La construction d'un mur ou d'une clôture donne au pouvoir politique "une réponse clé en mains" face "à une perception de vulnérabilité comme aux États-Unis, en Bulgarie, en Grèce ou en Hongrie", où "la pression migratoire est en train, soit de changer la nature de l'identité d'une société, soit d'exercer une pression économique" en donnant la perception d'un risque sur l'emploi, selon Mme Vallet.
– Le mur n'empêche jamais de passer –
Dans une "démarche électoraliste", l'argument d'un mur apporte des réponses "à des questions identitaires" et permet à un démagogue, avec "un discours caricatural et populiste" de renforcer le "caractère étranger" du voisin.
"Les murs représentent une fracture importante entre les riches et les pauvres, une fracture Nord-Sud" même si parfois des pays du Sud veulent s'isoler de leurs voisins comme par exemple l'Arabie saoudite, poursuit Elisabeth Vallet en notant que "la religion est rarement un facteur" à l'origine d'une construction frontalière.
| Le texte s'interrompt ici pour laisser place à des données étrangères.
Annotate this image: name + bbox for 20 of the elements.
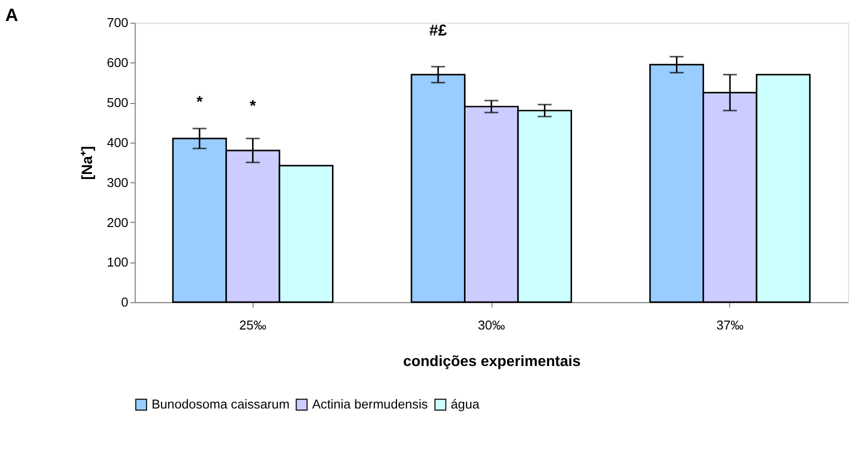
y-tick-label: 400 — [106, 134, 128, 150]
y-tick-label: 700 — [106, 15, 128, 30]
annotation: * — [250, 98, 257, 115]
x-tick-label: 37‰ — [716, 317, 744, 332]
y-tick-label: 500 — [106, 95, 128, 110]
legend-label: água — [450, 396, 480, 412]
annotation: #£ — [429, 22, 448, 40]
x-axis-title: condições experimentais — [403, 354, 581, 370]
y-tick-label: 300 — [106, 174, 128, 190]
y-tick-label: 0 — [121, 294, 128, 310]
y-tick-label: 100 — [106, 254, 128, 270]
y-axis-title: [Na⁺] — [80, 146, 96, 180]
y-tick-label: 600 — [106, 55, 128, 70]
x-tick-label: 25‰ — [239, 317, 267, 332]
x-tick-label: 30‰ — [478, 317, 506, 332]
annotation: * — [196, 94, 204, 111]
y-tick-label: 200 — [106, 214, 128, 230]
legend-label: Actinia bermudensis — [312, 396, 428, 412]
legend-label: Bunodosoma caissarum — [152, 396, 290, 412]
text: A — [5, 4, 18, 25]
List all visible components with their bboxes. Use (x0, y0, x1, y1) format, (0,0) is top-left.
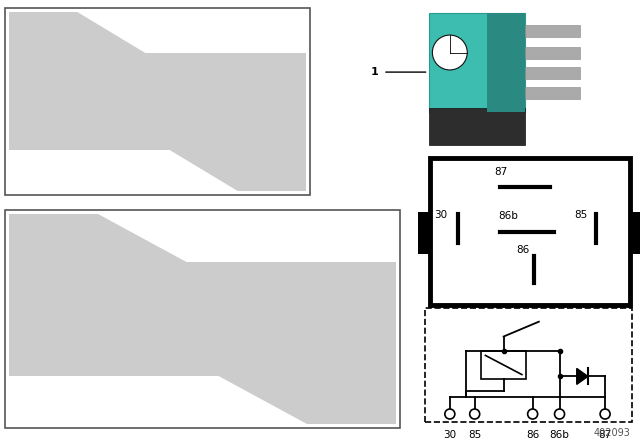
Text: 86: 86 (526, 430, 540, 440)
Bar (429, 13, 525, 112)
Bar (486, 13, 525, 112)
Circle shape (600, 409, 610, 419)
Circle shape (433, 35, 467, 70)
Text: 86b: 86b (550, 430, 570, 440)
Bar (525, 47, 580, 59)
Circle shape (470, 409, 480, 419)
Text: 30: 30 (434, 210, 447, 220)
Polygon shape (9, 0, 306, 232)
Bar (5, 8, 310, 195)
Text: 86: 86 (516, 245, 529, 255)
Polygon shape (9, 262, 396, 376)
Bar (425, 308, 632, 422)
Polygon shape (577, 368, 588, 384)
Text: 85: 85 (468, 430, 481, 440)
Text: 30: 30 (444, 430, 456, 440)
Polygon shape (9, 53, 306, 150)
Text: 86b: 86b (498, 211, 518, 221)
Polygon shape (9, 166, 396, 448)
Bar (629, 212, 640, 254)
Bar (525, 67, 580, 79)
Text: 402093: 402093 (593, 428, 630, 438)
Bar (430, 158, 630, 305)
Bar (429, 108, 525, 145)
Bar (525, 87, 580, 99)
Circle shape (554, 409, 564, 419)
Text: 85: 85 (574, 210, 588, 220)
Circle shape (445, 409, 455, 419)
Text: 1: 1 (371, 67, 379, 77)
Text: 87: 87 (598, 430, 612, 440)
Text: 87: 87 (494, 167, 508, 177)
Bar (525, 25, 580, 37)
Bar (418, 212, 431, 254)
Bar (5, 210, 400, 428)
Bar (481, 351, 527, 379)
Circle shape (527, 409, 538, 419)
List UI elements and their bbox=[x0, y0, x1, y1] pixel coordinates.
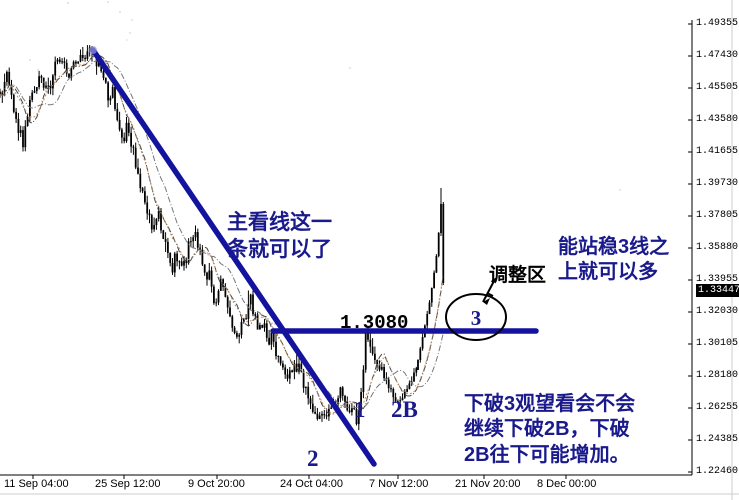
svg-text:3: 3 bbox=[471, 306, 482, 330]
Mais finalement, ajoute-t-elle en s'appuyant sur les données de la police américaine des frontières, "le mur sert à dissuader et à ralentir, mais n'empêche jamais de passer".
Car "le niveau de désespérance" des migrants est tel qu'une barrière ne les décourage pas de "prendre leur nouveau-né sous le bras et de monter à bord d'un bateau en pleine Méditerranée en sachant que le risque qu'ils meurent est élevé".
"Il ne faut pas sous-estimer la perception d'insécurité qui va pousser une femme (…) à prendre le risque de migrer en sachant, non pas qu'elle peut être agressée, mais qu'elle va l'être", ajoute Mme Vallet.
– Investir dans la paix –
Les gouvernements seraient mieux inspirés de travailler à régler les facteurs à l'origine des flux migratoires plutôt que de dépenser plus d'argent dans la construction de murs qui, dit-elle, "contribuent à accentuer un phénomène inéluctable qui est celui des grandes migrations".
"Il faut investir de l'argent dans des missions de paix, dans la sécurisation des zones. Des corridors humanitaires en Syrie auraient peut-être évité à la Hongrie de construire ces murs", estime cette universitaire.
Si l'argent que ces murs coûtent "était investi dans des missions de paix (…), ou par exemple pour gérer les changements climatiques qui génèrent de l'insécurité alimentaire et des migrations", alors "le cours de l'histoire" pourrait être modifié.
Il en a ainsi coûté entre un et huit millions de dollars américains pour chaque kilomètre de clôture érigée entre le Mexique et les États-Unis, rappelle la professeur de l'UQAM.
Mais là où le président Donald Trump veut compléter le mur avec le Mexique sur 2.000 km, dans "des zones plus désertiques où les terres appartiennent à des privés qu'il va falloir exproprier, le coût peut monter à 21 millions par km".
Si l'investissement dans des murs vise à terme à freiner les flux de migrants, la volonté affichée peut aussi "pousser des personnes qui n'avaient pas pris la décision de migrer" à le faire tant que la construction n'est pas achevée, conclut-elle.